I have only one substantive criticism of There Is No Free Lunch. Fuller says on page 69, “here it is, one more time with feeling: Let’s think with our heads, not our hearts.” I argue that it is better to think with our heads and our hearts. Yes, it’s nice that markets are efficient. And it does take thinking with our heads to see why, using the lens of opportunity costs. That’s all necessary, but it isn’t sufficient, and that’s why we need to think with our hearts, too.

The post-1800 Great Enrichment has increased ordinary people’s living standards thirtyfold. This is a historical development on par with the taming of fire or the invention of the wheel, and markets made it possible. Markets enable people to rise out of poverty. They help people live longer, healthier lives.

Markets also encourage virtue, as Virgil Storr and Ginni Choi argue in their book Are Markets Moral? Participating in markets teaches people how to cooperate, how to compete within rules, and how to trust and be trustworthy. They can use their market-generated wealth to give to charities, to support the arts and make their own art, to travel, to spend time with family, and to create opportunities to our children. Our heads show us that markets make all that possible. But we need our hearts to show us why we want those things in the first place.

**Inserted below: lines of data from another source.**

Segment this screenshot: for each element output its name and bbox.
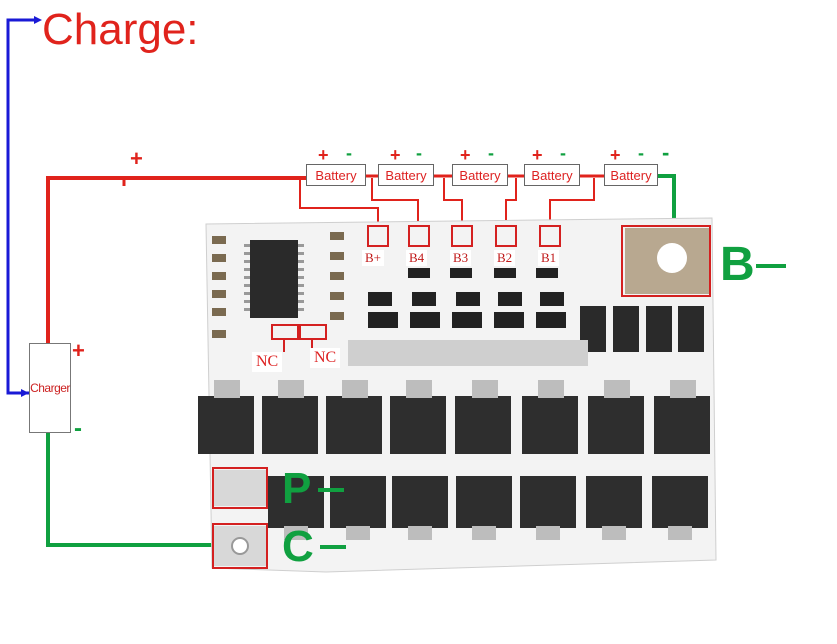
pin-label-b3: B3 bbox=[450, 250, 472, 266]
battery-1: Battery bbox=[306, 164, 366, 186]
battery-5: Battery bbox=[604, 164, 658, 186]
nc-label-2: NC bbox=[310, 348, 341, 368]
battery-2-plus: + bbox=[390, 145, 401, 165]
battery-5-plus: + bbox=[610, 145, 621, 165]
battery-1-minus: - bbox=[346, 143, 352, 163]
charger-box: Charger bbox=[29, 343, 71, 433]
battery-2: Battery bbox=[378, 164, 434, 186]
positive-wire bbox=[46, 176, 308, 343]
pin-label-b4: B4 bbox=[406, 250, 428, 266]
charger-plus: + bbox=[72, 338, 85, 363]
pin-label-bplus: B+ bbox=[362, 250, 385, 266]
battery-3-plus: + bbox=[460, 145, 471, 165]
terminal-b-minus-label: B bbox=[720, 238, 755, 291]
battery-4: Battery bbox=[524, 164, 580, 186]
positive-wire-plus: + bbox=[130, 146, 143, 171]
nc-label-1: NC bbox=[252, 352, 283, 372]
battery-1-plus: + bbox=[318, 145, 329, 165]
battery-2-minus: - bbox=[416, 143, 422, 163]
terminal-p-minus-label: P bbox=[282, 464, 312, 513]
battery-4-plus: + bbox=[532, 145, 543, 165]
battery-5-minus: - bbox=[638, 143, 644, 163]
charger-minus: - bbox=[74, 415, 82, 442]
charge-arrow bbox=[6, 16, 42, 397]
negative-wire-charger bbox=[46, 431, 220, 547]
pin-label-b2: B2 bbox=[494, 250, 516, 266]
battery-string-minus: - bbox=[662, 140, 670, 165]
highlight-boxes bbox=[212, 225, 711, 569]
terminal-c-minus-label: C bbox=[282, 522, 314, 571]
bms-board bbox=[198, 217, 717, 573]
page-title: Charge: bbox=[42, 5, 199, 54]
battery-3: Battery bbox=[452, 164, 508, 186]
battery-4-minus: - bbox=[560, 143, 566, 163]
battery-3-minus: - bbox=[488, 143, 494, 163]
pin-label-b1: B1 bbox=[538, 250, 560, 266]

Bourne’s Economics in One Virus shows how sound economic thinking can make life in the COVID era safer and less divisive, and has ideas for effective damage control against politics. Fuller’s There Is No Free Lunch shows how the simple concept of opportunity costs can help anyone gain insight into how everything, from bounties to retailing, actually works. Anyone who reads either of these books—or, better, both of them—will have both a clearer view of the world and some good ideas about how to make it better.